Лёша припомнил, как в школьном коридоре он стоял у стены, а Генка толкнул его плечом. Нечаянно толкнул, извинился даже, но вот засела занозой в памяти обида от смеха девчоночьего, может даже и Олиного.
— Почему? — спросила она, подавшись вперёд. С лица её словно сдёрнули кисею: на щеках проступил румянец, поджатые губы приоткрылись, глаза заблестели.
Лёша помолчал. Нечасто ему доставалось внимание жены, и момент следовало просмаковать, прочувствовать до последней секунды, сыграть как пьесу – а потом отложить подальше. Туда, где хранятся неприятные мысли, тайные желания и откровения о самом себе.
— Да знаешь, он же был... Ну, ты помнишь, каким он был, не мне рассказывать. А тут просто огрызок – обмылок! – остался. Вот-вот откинется...
Скатерти на столе не было, и лужа расплылась по плетёной салфетке. Оля зашарила руками, не зная, за что хвататься, крикнула сердито:
— Дай тряпку! Сидишь, как дубина!
Лёша вытер столешницу, бросил на пол бумажное полотенце, налил свежего чаю. Оля сидела отвернувшись, смотрела в окно. По весеннему двору, еще пыльно-серому, рассыпались зелёные конфетти хилых кустов, травяных кочек и тщательно пестуемых палисадников.

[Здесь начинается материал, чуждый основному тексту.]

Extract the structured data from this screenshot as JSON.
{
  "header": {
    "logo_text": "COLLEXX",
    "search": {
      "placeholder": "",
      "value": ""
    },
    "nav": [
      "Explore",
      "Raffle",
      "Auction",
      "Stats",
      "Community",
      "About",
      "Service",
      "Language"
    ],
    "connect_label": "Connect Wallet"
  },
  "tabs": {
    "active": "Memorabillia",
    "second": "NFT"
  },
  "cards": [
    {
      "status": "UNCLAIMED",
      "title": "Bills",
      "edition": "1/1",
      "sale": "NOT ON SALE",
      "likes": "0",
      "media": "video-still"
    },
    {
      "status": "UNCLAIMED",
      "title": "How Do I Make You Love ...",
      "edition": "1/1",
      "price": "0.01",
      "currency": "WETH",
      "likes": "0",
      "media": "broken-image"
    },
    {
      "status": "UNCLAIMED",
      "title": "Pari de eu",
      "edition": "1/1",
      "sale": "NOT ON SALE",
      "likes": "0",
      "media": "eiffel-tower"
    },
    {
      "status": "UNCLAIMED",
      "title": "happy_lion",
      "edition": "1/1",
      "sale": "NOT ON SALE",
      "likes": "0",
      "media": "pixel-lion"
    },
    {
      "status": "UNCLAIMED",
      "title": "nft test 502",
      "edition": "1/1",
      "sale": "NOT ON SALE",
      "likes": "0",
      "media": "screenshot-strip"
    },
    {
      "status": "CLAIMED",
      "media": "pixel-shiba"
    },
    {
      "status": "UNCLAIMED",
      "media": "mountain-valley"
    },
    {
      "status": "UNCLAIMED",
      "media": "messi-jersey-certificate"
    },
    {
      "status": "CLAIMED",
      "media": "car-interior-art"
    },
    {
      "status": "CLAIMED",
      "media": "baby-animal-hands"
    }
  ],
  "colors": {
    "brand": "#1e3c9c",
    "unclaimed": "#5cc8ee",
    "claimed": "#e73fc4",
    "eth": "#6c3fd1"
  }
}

На лавке у дома напротив уже сидела бабка, кормила из пакета бездомного кота. Точно такой же, если не тот самый кот вчера вился у ног Генки, тёрся ребристыми боками о грязные штанины. Лёша не сказал жене, как зашлось сердце, стоило ему взглянуть в глаза бывшего одноклассника. Генкины глаза напоминали варёные яйца – мутные, серо-жёлтые, затянутые то ли бельмом, то ли плёнкой катаракты, – но взгляд оставался неожиданно острым. По нему только Леша и узнал его. Он был грязен, как бывают грязными бомжи, алкаши и все те, кто давно забил на себя. От смеси запахов мутило. Генка мычал что-то неразборчивое, скрёб чёрными полукружьями ногтей по одежде, заставляя брезгливо отстраняться, чтоб не подхватить от него заразу, не стать отверженным.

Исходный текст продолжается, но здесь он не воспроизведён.